Scouts Shift Expectations In Game's New Offensive Era
See Also: Average Production Around The Diamond
See Also: Defining 'Regular' At Each Position
Teams score fewer runs per game today than they have in 20 years, which means that everything we think we know about position profiles and the concept of major league average production is wrong. At the very least, our perceptions are outdated.
Consider the following:
• Teams averaged 4.30 runs per nine innings and hit .251 in 2011, the lowest rates since 1992, when they scored 4.13 R/9 and also hit .251.
• Teams averaged 0.94 home runs per nine innings in 2011, the lowest rate since 1993 (0.90).
• Batters struck out in 18.6 percent of all plate appearances in 2011, the highest rate in baseball history.
• They drew unintentional walks in 7.4 percent of PAs, the lowest rate since 1988, and just 10 of 51 full seasons in the game's Expansion Era, 1961-present, have featured fewer.
As recently as 2006, talent evaluators expected an average major league regular to hit between .270 and .285 while hitting between 15 and 19 home runs. Bear in mind that this isn't the overall major league average. Instead, these guidelines attempt to quantify the expected average range among the 30 regulars at each position.
To give you an idea of how the game's decreased run scoring has affected hitters, consider that 50 different big leaguers
satisfied the minimum requirements of hitting .270 or higher with 15 or more home runs last season. Rewind to 2005 and 77 players
met those benchmarks. In 2000, a full 101 players
—including Ron Coomer, Gerald Williams, Wil Cordero and Mike Bordick—met those standards. In other words, we see half as many .270-and-15 seasons today as we did a decade ago.

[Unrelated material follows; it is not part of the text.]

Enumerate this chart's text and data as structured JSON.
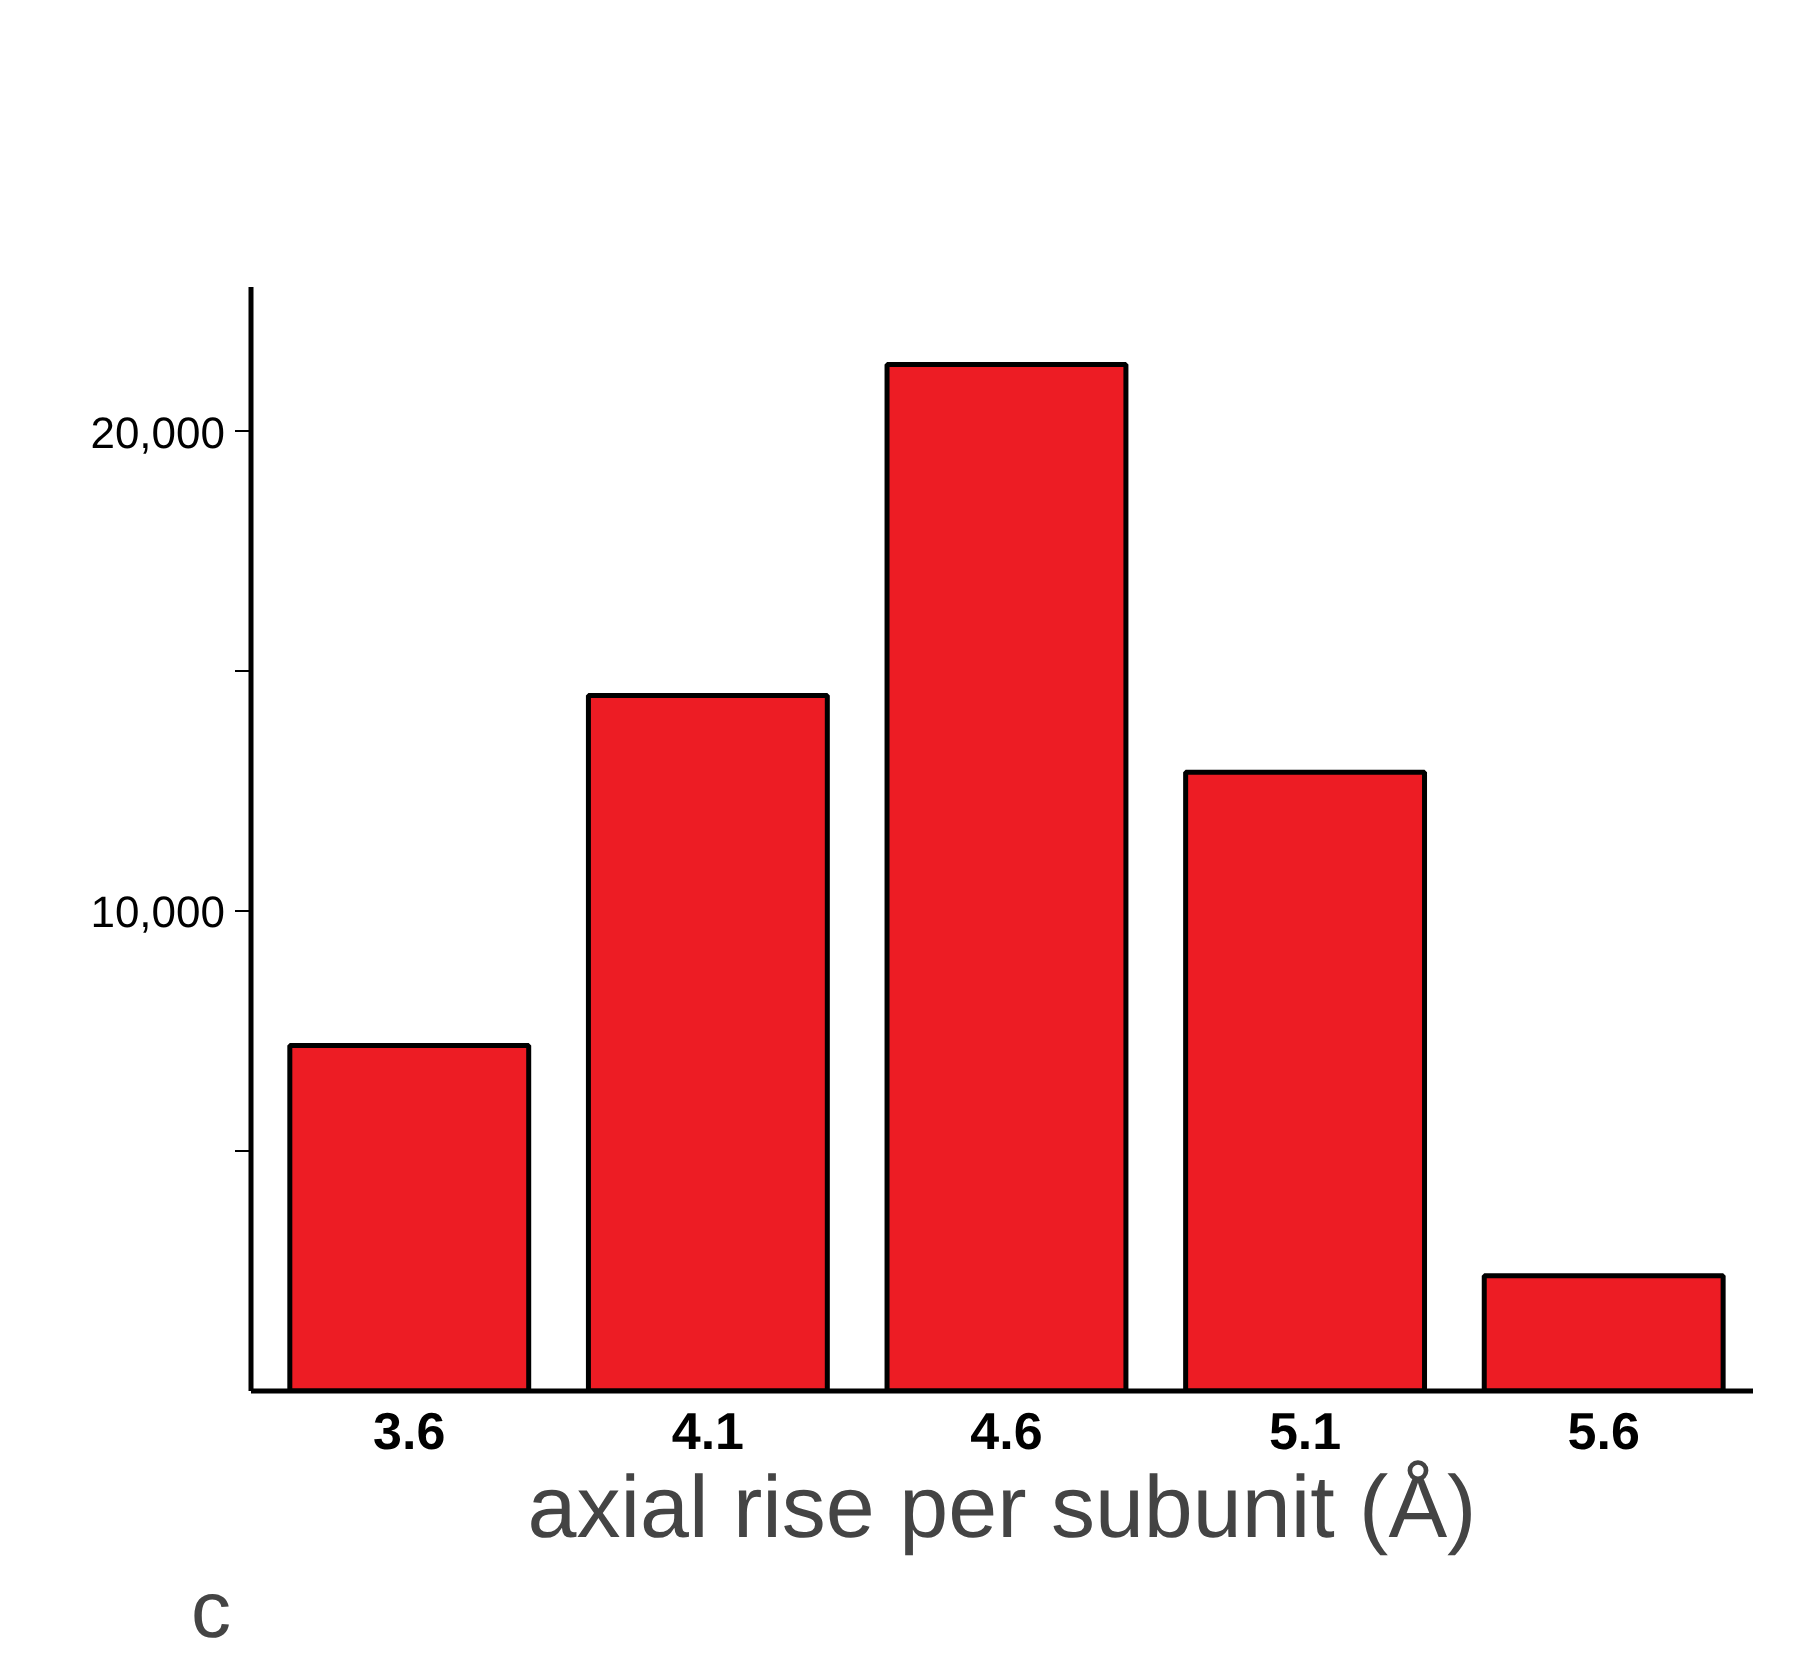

Research conducted by Baseball America suggests that the average major league regular today can be expected to hit between .260-.275 (down 10 points from five years ago) and slug between 13-17 home runs (down two longballs from five years ago).
Breaking things down one level further, the typical corner regular in today's game—i.e. first base, corner outfield and third base—hits roughly .263-.278 with 17-21 homers. The typical up-the-middle regular—i.e. second base, center field, shortstop and catcher—hits .260-.275 with 10-14 homers.
Profiling The Profile
With a changing offensive climate comes an evolving sense of the ways in which organizations scout and evaluate talent.
One front office executive cautioned that it's important to view performance on a relative rather than absolute basis, especially in times of rapidly changing context like today. He said his organization's scouting scales are updated every few years, though most of the adjustments tended to be minor—until recently.
A member of the front office for a different club said that his organization has adjusted some factors when it comes to evaluating players in today's game, though his club has kept its 20-80 scouting scale intact.
"Scouts are the biggest piece of the evaluation puzzle," he said. "They're smart, and they're aware that factors such as defense, baserunning and on-base percentage can impact a players role more than ever.
"However, they still 'tool' players out the same because the impact power players have become more valuable than ever, as long as their defense doesn't kill their value. Identifying (those players) is more important than ever."
Other organizations acknowledge that the game is changing, but instead of making wholesale alterations to the scouting scale they rely more on assessments of impact potential based on players' tools.
"Regardless of the league trends, our jobs as evaluators is to base our judgments on relative comparisons and to our organization's standards," a third front office executive explained. "While we have average and home run totals defined on our scale, the grades tend to be more relative to the league and the competition and the best players at each position.
"I can't remember the last time when we were talking about a player and someone said he is a 5 bat and had 5 power (average on a 2-to-8 scouting scale) and anyone ever questioning them on what his batting average range is going to be. It's more on a big picture scale of what type of production that means to us."
The scarcity of elite offensive performers will always provide the context in which other hitters are judged.
"I think you try to search for the best offensive players available," a fourth front office executive said. "If there is more offense, then the players available will have more offense. If offense is down, then we try to find the best offensive players available.
"Put another way: Elite players are rarely available, so whatever the offensive threshold may be during that time period, you are getting roughly the same player in terms of comparability to league-wide offense."